Accordingly, the fundamentals of these types of products have elicited a sustained period of growth. Convenient and flexible finance, delivered with efficiency to a wide range of client needs, has seen bridging lenders become a genuine rival to traditional lenders in a variety of cases. In 2010, the value

of bridging loans in the UK was £400 million, and less than a decade later, in 2019 the value deployed had reached £4 billion.

Speed and flexibility also underpin bridging lenders’ competitive edge. That bridging loans can be approved and delivered in just days, rather than the weeks or months traditional lenders can take, mean that the sector is highly attractive to investors needing to act fast, or with complex financial circumstances.

During the stamp duty holiday, for instance, this speed became a critical feature. The fervour within the market imposed deadlines for the scheme, and rapidly spiking house prices, meant that time was of the essence. Bridging facilities had two critical roles here: firming up property chains to prevent deals falling through as other sales faltered, and allowing investors to close deals quickly to avoid being outbid or missing the rate relief deadline.

Diversity and creativity – showing promise for the future

The foundations of the sector’s offering are largely unchanged, then. Instead, the most promising feature of the bridging sector, and the optimism around its ongoing growth, lies in its creativity in responding to new market trends.

At MFS alone, there is a striking difference between our product range today, and the initial offering of 2006. Across the sector, there is a diversification that has taken in residential, commercial, auction financing, buy-to-let (BTL) investment, development exit, off-plan, and any other investment avenue you could imagine. The key to providing a true ‘alternative’ to traditional lenders is adaptability, and the bridging sector has demonstrated this repeatedly.

Increased competition has, to that end, been a welcome development over the past 15 years. While the rates wars risk impeding the necessary focus on quality of service, in general, the entries to the bridging market of many new lenders over the years has encouraged innovation. New products to meet different needs, and new specialisms along the way.

Just like investors, bridging loan providers have had to adapt in line with the times.

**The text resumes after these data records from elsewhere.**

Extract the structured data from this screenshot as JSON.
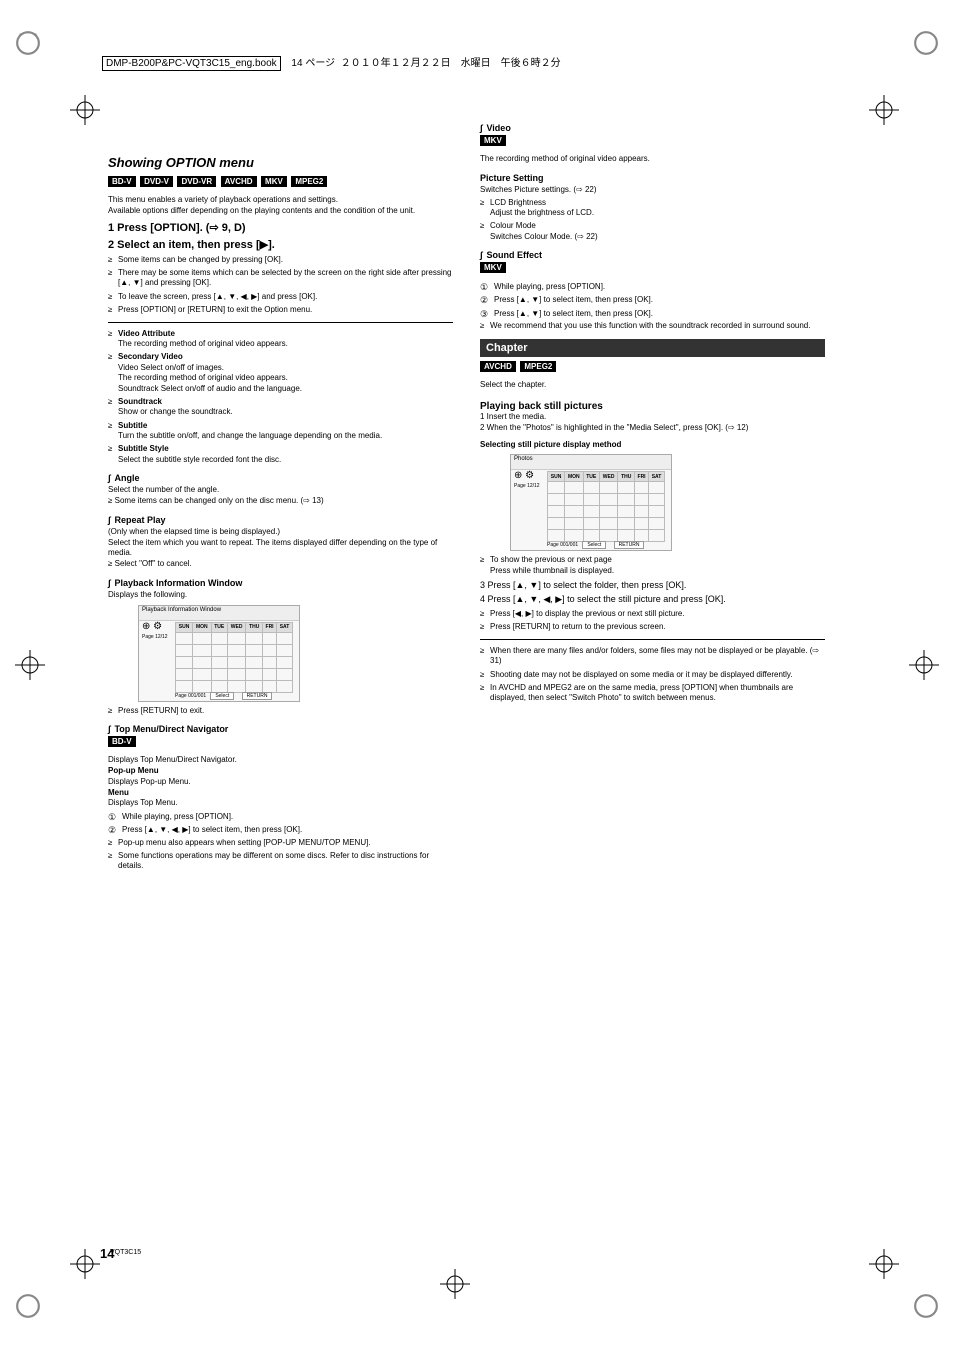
{
  "header": {
    "file": "DMP-B200P&PC-VQT3C15_eng.book",
    "page_info": "14 ページ",
    "date_jp": "２０１０年１２月２２日　水曜日　午後６時２分"
  },
  "page_number": "14",
  "vqt_code": "VQT3C15",
  "left": {
    "h3": "Showing OPTION menu",
    "tags": [
      "BD-V",
      "DVD-V",
      "DVD-VR",
      "AVCHD",
      "MKV",
      "MPEG2"
    ],
    "intro": "This menu enables a variety of playback operations and settings.\nAvailable options differ depending on the playing contents and the condition of the unit.",
    "step1": "1 Press [OPTION]. (⇨ 9, D)",
    "step2": "2 Select an item, then press [▶].",
    "note_bullets_a": [
      "Some items can be changed by pressing [OK].",
      "There may be some items which can be selected by the screen on the right side after pressing [▲, ▼] and pressing [OK].",
      "To leave the screen, press [▲, ▼, ◀, ▶] and press [OK].",
      "Press [OPTION] or [RETURN] to exit the Option menu."
    ],
    "items": [
      {
        "t": "Video Attribute",
        "d": "The recording method of original video appears."
      },
      {
        "t": "Secondary Video",
        "d1": "Video   Select on/off of images.\nThe recording method of original video appears.",
        "d2": "Soundtrack   Select on/off of audio and the language."
      },
      {
        "t": "Soundtrack",
        "d": "Show or change the soundtrack."
      },
      {
        "t": "Subtitle",
        "d": "Turn the subtitle on/off, and change the language depending on the media."
      },
      {
        "t": "Subtitle Style",
        "d": "Select the subtitle style recorded font the disc."
      }
    ],
    "sub_angle_h": "Angle",
    "sub_angle_d": "Select the number of the angle.\n≥ Some items can be changed only on the disc menu. (⇨ 13)",
    "sub_repeat_h": "Repeat Play",
    "sub_repeat_d": "(Only when the elapsed time is being displayed.)\nSelect the item which you want to repeat. The items displayed differ depending on the type of media.\n≥ Select \"Off\" to cancel.",
    "sub_cal_h": "Playback Information Window",
    "sub_cal_d": "Displays the following.",
    "cal_title": "Playback Information Window",
    "cal_sun": "SUN",
    "cal_mon": "MON",
    "cal_tue": "TUE",
    "cal_wed": "WED",
    "cal_thu": "THU",
    "cal_fri": "FRI",
    "cal_sat": "SAT",
    "cal_page": "Page 001/001",
    "cal_select": "Select",
    "cal_return": "RETURN",
    "cal_info": "Page 12/12",
    "cal_bullet": "Press [RETURN] to exit.",
    "sub_top_h": "Top Menu/Direct Navigator",
    "sub_top_tag": "BD-V",
    "sub_top_d": "Displays Top Menu/Direct Navigator.",
    "sub_pop_h": "Pop-up Menu",
    "sub_pop_d": "Displays Pop-up Menu.",
    "sub_menu_h": "Menu",
    "sub_menu_d": "Displays Top Menu.",
    "enum1": "While playing, press [OPTION].",
    "enum2": "Press [▲, ▼, ◀, ▶] to select item, then press [OK].",
    "note_after_enum": [
      "Pop-up menu also appears when setting [POP-UP MENU/TOP MENU].",
      "Some functions operations may be different on some discs. Refer to disc instructions for details."
    ]
  },
  "right": {
    "sub_vid_h": "Video",
    "sub_vid_tag": "MKV",
    "sub_vid_d": "The recording method of original video appears.",
    "sub_pic_h": "Picture Setting",
    "sub_pic_d": "Switches Picture settings. (⇨ 22)",
    "pic_bullets": [
      "LCD Brightness\nAdjust the brightness of LCD.",
      "Colour Mode\nSwitches Colour Mode. (⇨ 22)"
    ],
    "sub_sound_h": "Sound Effect",
    "sub_sound_tag": "MKV",
    "sub_sound_enum": [
      "While playing, press [OPTION].",
      "Press [▲, ▼] to select item, then press [OK].",
      "Press [▲, ▼] to select item, then press [OK]."
    ],
    "sub_sound_bullet": "We recommend that you use this function with the soundtrack recorded in surround sound.",
    "bar_h": "Chapter",
    "bar_tags": [
      "AVCHD",
      "MPEG2"
    ],
    "bar_d1": "Select the chapter.",
    "bar_h2": "Playing back still pictures",
    "bar_d2": "1 Insert the media.\n2 When the \"Photos\" is highlighted in the \"Media Select\", press [OK]. (⇨ 12)",
    "sel_label": "Selecting still picture display method",
    "cal2_title": "Photos",
    "cal_bullet2": "To show the previous or next page\nPress while thumbnail is displayed.",
    "step3": "3 Press [▲, ▼] to select the folder, then press [OK].",
    "step4": "4 Press [▲, ▼, ◀, ▶] to select the still picture and press [OK].",
    "notes_after": [
      "Press [◀, ▶] to display the previous or next still picture.",
      "Press [RETURN] to return to the previous screen."
    ],
    "final_bullets": [
      "When there are many files and/or folders, some files may not be displayed or be playable. (⇨ 31)",
      "Shooting date may not be displayed on some media or it may be displayed differently.",
      "In AVCHD and MPEG2 are on the same media, press [OPTION] when thumbnails are displayed, then select \"Switch Photo\" to switch between menus."
    ]
  },
  "chart_data": {
    "type": "table",
    "title": "Calendar-style thumbnail grid (schematic)",
    "columns": [
      "SUN",
      "MON",
      "TUE",
      "WED",
      "THU",
      "FRI",
      "SAT"
    ],
    "rows": 5,
    "values": [],
    "footer": "Page 001/001"
  }
}
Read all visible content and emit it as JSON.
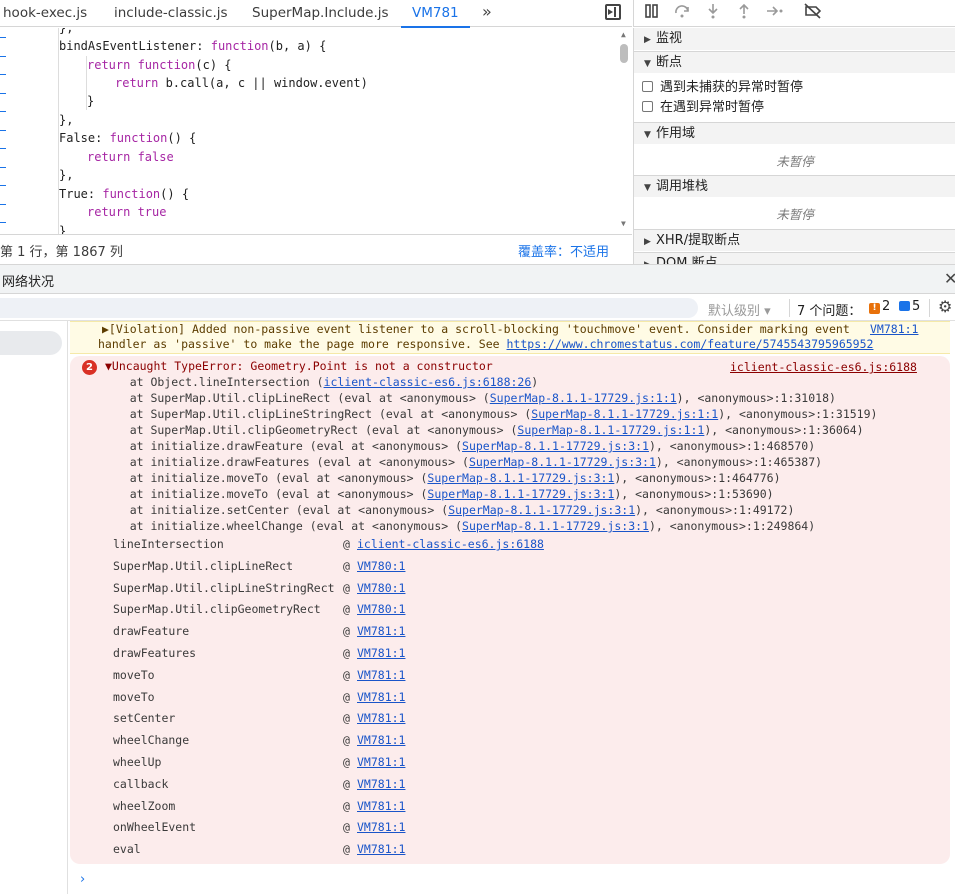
{
  "tabs": [
    {
      "label": "hook-exec.js"
    },
    {
      "label": "include-classic.js"
    },
    {
      "label": "SuperMap.Include.js"
    },
    {
      "label": "VM781"
    }
  ],
  "tab_more": "»",
  "code": {
    "lines": [
      {
        "text": "},"
      },
      {
        "parts": [
          [
            "plain",
            "bindAsEventListener"
          ],
          [
            "plain",
            ": "
          ],
          [
            "kw",
            "function"
          ],
          [
            "plain",
            "(b, a) {"
          ]
        ]
      },
      {
        "parts": [
          [
            "kw",
            "return "
          ],
          [
            "kw",
            "function"
          ],
          [
            "plain",
            "(c) {"
          ]
        ]
      },
      {
        "parts": [
          [
            "kw",
            "return "
          ],
          [
            "plain",
            "b.call(a, c || window.event)"
          ]
        ]
      },
      {
        "text": "}"
      },
      {
        "text": "},"
      },
      {
        "parts": [
          [
            "plain",
            "False: "
          ],
          [
            "kw",
            "function"
          ],
          [
            "plain",
            "() {"
          ]
        ]
      },
      {
        "parts": [
          [
            "kw",
            "return "
          ],
          [
            "plain",
            "false"
          ]
        ]
      },
      {
        "text": "},"
      },
      {
        "parts": [
          [
            "plain",
            "True: "
          ],
          [
            "kw",
            "function"
          ],
          [
            "plain",
            "() {"
          ]
        ]
      },
      {
        "parts": [
          [
            "kw",
            "return "
          ],
          [
            "plain",
            "true"
          ]
        ]
      },
      {
        "text": "}"
      }
    ]
  },
  "status": {
    "cursor": "第 1 行，第 1867 列",
    "coverage": "覆盖率：不适用"
  },
  "sidebar": {
    "watch": "监视",
    "breakpoints": "断点",
    "pause_uncaught": "遇到未捕获的异常时暂停",
    "pause_caught": "在遇到异常时暂停",
    "scope": "作用域",
    "not_paused": "未暂停",
    "call_stack": "调用堆栈",
    "not_paused_2": "未暂停",
    "xhr": "XHR/提取断点",
    "dom": "DOM 断点"
  },
  "drawer": {
    "title": "网络状况",
    "close": "✕"
  },
  "console_toolbar": {
    "level": "默认级别 ▾",
    "issues_label": "7 个问题：",
    "warn_count": "2",
    "info_count": "5"
  },
  "violation": {
    "line1": "▶[Violation] Added non-passive event listener to a scroll-blocking 'touchmove' event. Consider marking event",
    "line1_link": "VM781:1",
    "line2": "handler as 'passive' to make the page more responsive. See ",
    "line2_link": "https://www.chromestatus.com/feature/5745543795965952"
  },
  "error": {
    "badge": "2",
    "message": "▼Uncaught TypeError: Geometry.Point is not a constructor",
    "source": "iclient-classic-es6.js:6188",
    "trace": [
      {
        "pre": "    at Object.lineIntersection (",
        "link": "iclient-classic-es6.js:6188:26",
        "post": ")"
      },
      {
        "pre": "    at SuperMap.Util.clipLineRect (eval at <anonymous> (",
        "link": "SuperMap-8.1.1-17729.js:1:1",
        "post": "), <anonymous>:1:31018)"
      },
      {
        "pre": "    at SuperMap.Util.clipLineStringRect (eval at <anonymous> (",
        "link": "SuperMap-8.1.1-17729.js:1:1",
        "post": "), <anonymous>:1:31519)"
      },
      {
        "pre": "    at SuperMap.Util.clipGeometryRect (eval at <anonymous> (",
        "link": "SuperMap-8.1.1-17729.js:1:1",
        "post": "), <anonymous>:1:36064)"
      },
      {
        "pre": "    at initialize.drawFeature (eval at <anonymous> (",
        "link": "SuperMap-8.1.1-17729.js:3:1",
        "post": "), <anonymous>:1:468570)"
      },
      {
        "pre": "    at initialize.drawFeatures (eval at <anonymous> (",
        "link": "SuperMap-8.1.1-17729.js:3:1",
        "post": "), <anonymous>:1:465387)"
      },
      {
        "pre": "    at initialize.moveTo (eval at <anonymous> (",
        "link": "SuperMap-8.1.1-17729.js:3:1",
        "post": "), <anonymous>:1:464776)"
      },
      {
        "pre": "    at initialize.moveTo (eval at <anonymous> (",
        "link": "SuperMap-8.1.1-17729.js:3:1",
        "post": "), <anonymous>:1:53690)"
      },
      {
        "pre": "    at initialize.setCenter (eval at <anonymous> (",
        "link": "SuperMap-8.1.1-17729.js:3:1",
        "post": "), <anonymous>:1:49172)"
      },
      {
        "pre": "    at initialize.wheelChange (eval at <anonymous> (",
        "link": "SuperMap-8.1.1-17729.js:3:1",
        "post": "), <anonymous>:1:249864)"
      }
    ],
    "stack": [
      {
        "fn": "lineIntersection",
        "at": "@",
        "src": "iclient-classic-es6.js:6188"
      },
      {
        "fn": "SuperMap.Util.clipLineRect",
        "at": "@",
        "src": "VM780:1"
      },
      {
        "fn": "SuperMap.Util.clipLineStringRect",
        "at": "@",
        "src": "VM780:1"
      },
      {
        "fn": "SuperMap.Util.clipGeometryRect",
        "at": "@",
        "src": "VM780:1"
      },
      {
        "fn": "drawFeature",
        "at": "@",
        "src": "VM781:1"
      },
      {
        "fn": "drawFeatures",
        "at": "@",
        "src": "VM781:1"
      },
      {
        "fn": "moveTo",
        "at": "@",
        "src": "VM781:1"
      },
      {
        "fn": "moveTo",
        "at": "@",
        "src": "VM781:1"
      },
      {
        "fn": "setCenter",
        "at": "@",
        "src": "VM781:1"
      },
      {
        "fn": "wheelChange",
        "at": "@",
        "src": "VM781:1"
      },
      {
        "fn": "wheelUp",
        "at": "@",
        "src": "VM781:1"
      },
      {
        "fn": "callback",
        "at": "@",
        "src": "VM781:1"
      },
      {
        "fn": "wheelZoom",
        "at": "@",
        "src": "VM781:1"
      },
      {
        "fn": "onWheelEvent",
        "at": "@",
        "src": "VM781:1"
      },
      {
        "fn": "eval",
        "at": "@",
        "src": "VM781:1"
      }
    ]
  },
  "prompt": "›",
  "colors": {
    "accent": "#1a73e8",
    "error_bg": "#fcecec",
    "warning_bg": "#fffbe5",
    "keyword": "#a626a4"
  }
}
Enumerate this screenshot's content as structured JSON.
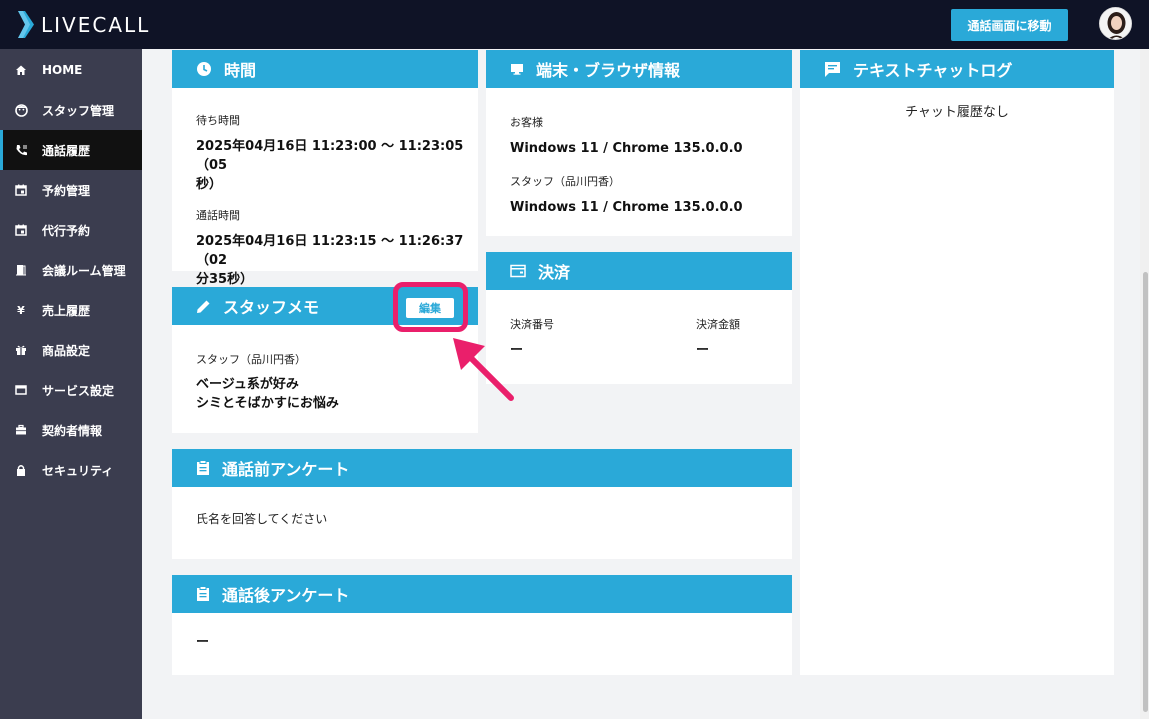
{
  "header": {
    "logo_text": "LIVECALL",
    "move_button_label": "通話画面に移動"
  },
  "sidebar": {
    "items": [
      {
        "label": "HOME",
        "icon": "home-icon"
      },
      {
        "label": "スタッフ管理",
        "icon": "face-icon"
      },
      {
        "label": "通話履歴",
        "icon": "phone-log-icon",
        "active": true
      },
      {
        "label": "予約管理",
        "icon": "calendar-icon"
      },
      {
        "label": "代行予約",
        "icon": "calendar-icon"
      },
      {
        "label": "会議ルーム管理",
        "icon": "door-icon"
      },
      {
        "label": "売上履歴",
        "icon": "yen-icon"
      },
      {
        "label": "商品設定",
        "icon": "gift-icon"
      },
      {
        "label": "サービス設定",
        "icon": "window-icon"
      },
      {
        "label": "契約者情報",
        "icon": "briefcase-icon"
      },
      {
        "label": "セキュリティ",
        "icon": "lock-icon"
      }
    ]
  },
  "time_card": {
    "title": "時間",
    "wait_label": "待ち時間",
    "wait_value_line1": "2025年04月16日 11:23:00 〜 11:23:05（05",
    "wait_value_line2": "秒）",
    "call_label": "通話時間",
    "call_value_line1": "2025年04月16日 11:23:15 〜 11:26:37（02",
    "call_value_line2": "分35秒）"
  },
  "device_card": {
    "title": "端末・ブラウザ情報",
    "customer_label": "お客様",
    "customer_value": "Windows 11 / Chrome 135.0.0.0",
    "staff_label": "スタッフ（品川円香）",
    "staff_value": "Windows 11 / Chrome 135.0.0.0"
  },
  "chat_card": {
    "title": "テキストチャットログ",
    "empty_text": "チャット履歴なし"
  },
  "memo_card": {
    "title": "スタッフメモ",
    "edit_label": "編集",
    "author": "スタッフ（品川円香）",
    "line1": "ベージュ系が好み",
    "line2": "シミとそばかすにお悩み"
  },
  "payment_card": {
    "title": "決済",
    "number_label": "決済番号",
    "number_value": "ー",
    "amount_label": "決済金額",
    "amount_value": "ー"
  },
  "pre_survey": {
    "title": "通話前アンケート",
    "text": "氏名を回答してください"
  },
  "post_survey": {
    "title": "通話後アンケート",
    "text": "ー"
  },
  "colors": {
    "accent": "#2aa9d8",
    "topbar": "#0f1326",
    "sidebar": "#3b3d4f",
    "highlight": "#ea1f6b"
  }
}
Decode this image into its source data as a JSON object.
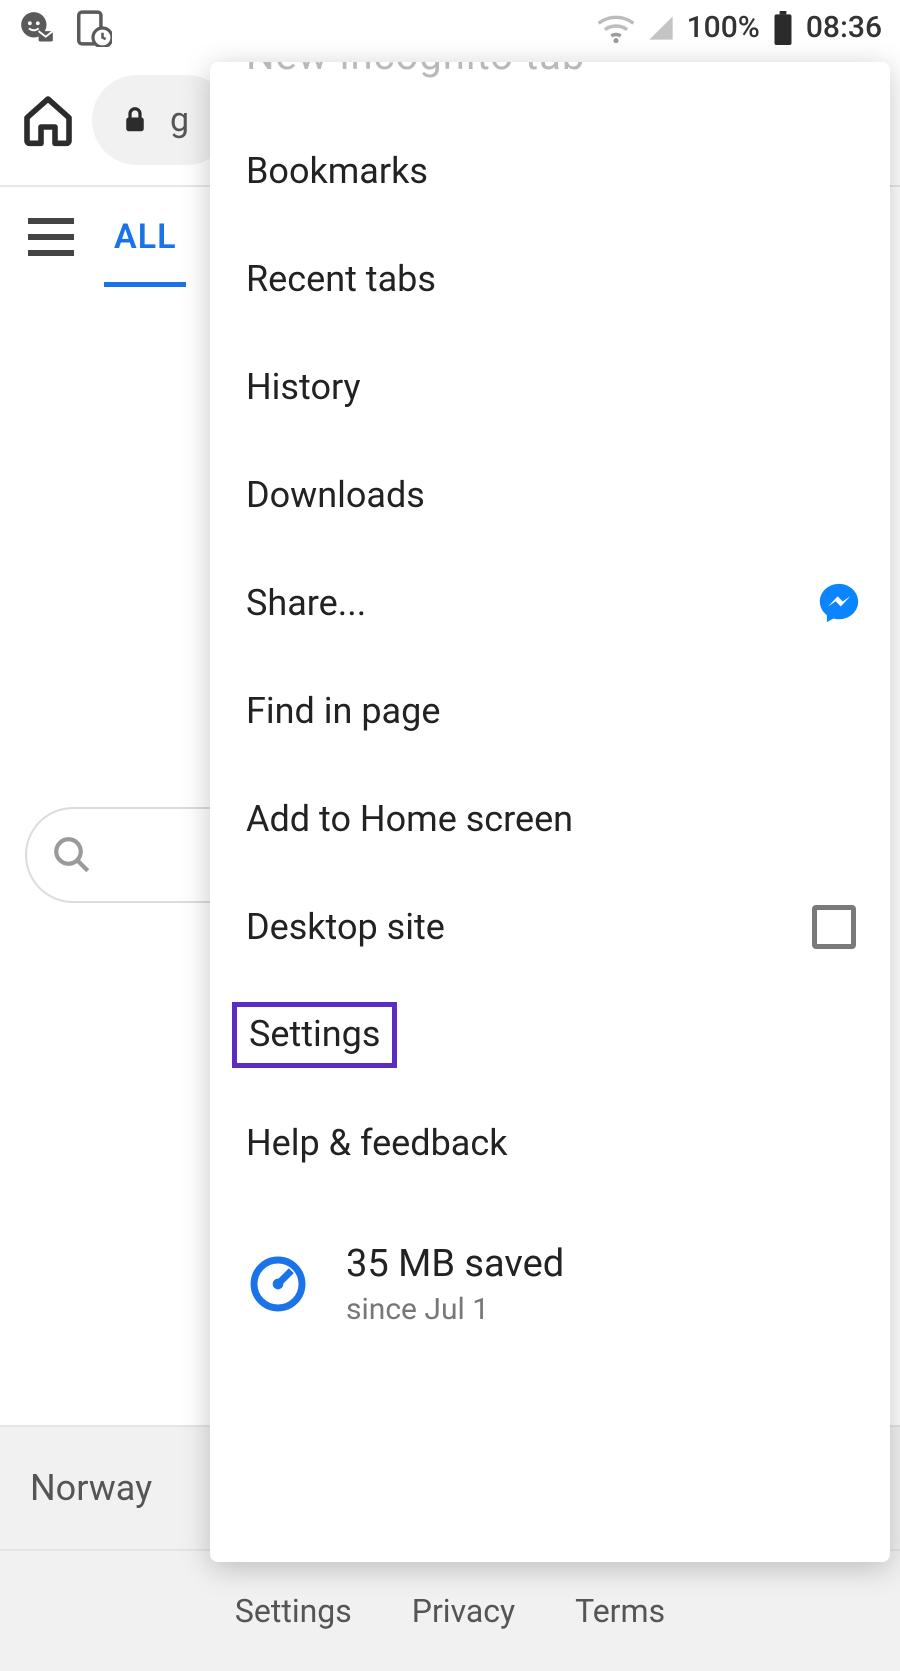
{
  "status": {
    "battery_percent": "100%",
    "clock": "08:36"
  },
  "browser": {
    "url_fragment": "g"
  },
  "page": {
    "tab_all": "ALL",
    "country": "Norway",
    "links": {
      "settings": "Settings",
      "privacy": "Privacy",
      "terms": "Terms"
    }
  },
  "menu": {
    "clipped_top": "New incognito tab",
    "bookmarks": "Bookmarks",
    "recent_tabs": "Recent tabs",
    "history": "History",
    "downloads": "Downloads",
    "share": "Share...",
    "find": "Find in page",
    "add_home": "Add to Home screen",
    "desktop": "Desktop site",
    "settings": "Settings",
    "help": "Help & feedback",
    "data_saved": {
      "line1": "35 MB saved",
      "line2": "since Jul 1"
    }
  }
}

From the changes to the BTL market in recent years to the challenges posed by Covid-19, there has never been room for complacency, with lenders constantly needing to evolve and improve.

It is evident when contrasting the bridging sector today against its pre-credit crunch standing, that the success story is predicated on not only attention to individual detail and flexible assessment of clients, but the innovation within the market. Where traditional lenders operate on a scale that requires risk-aversion in the face of economic upheaval, bridging lenders are freer to examine the real estate sector for opportunities, and so provide a crucial instrument in propping up the property market, and affording greater access to emerging opportunities.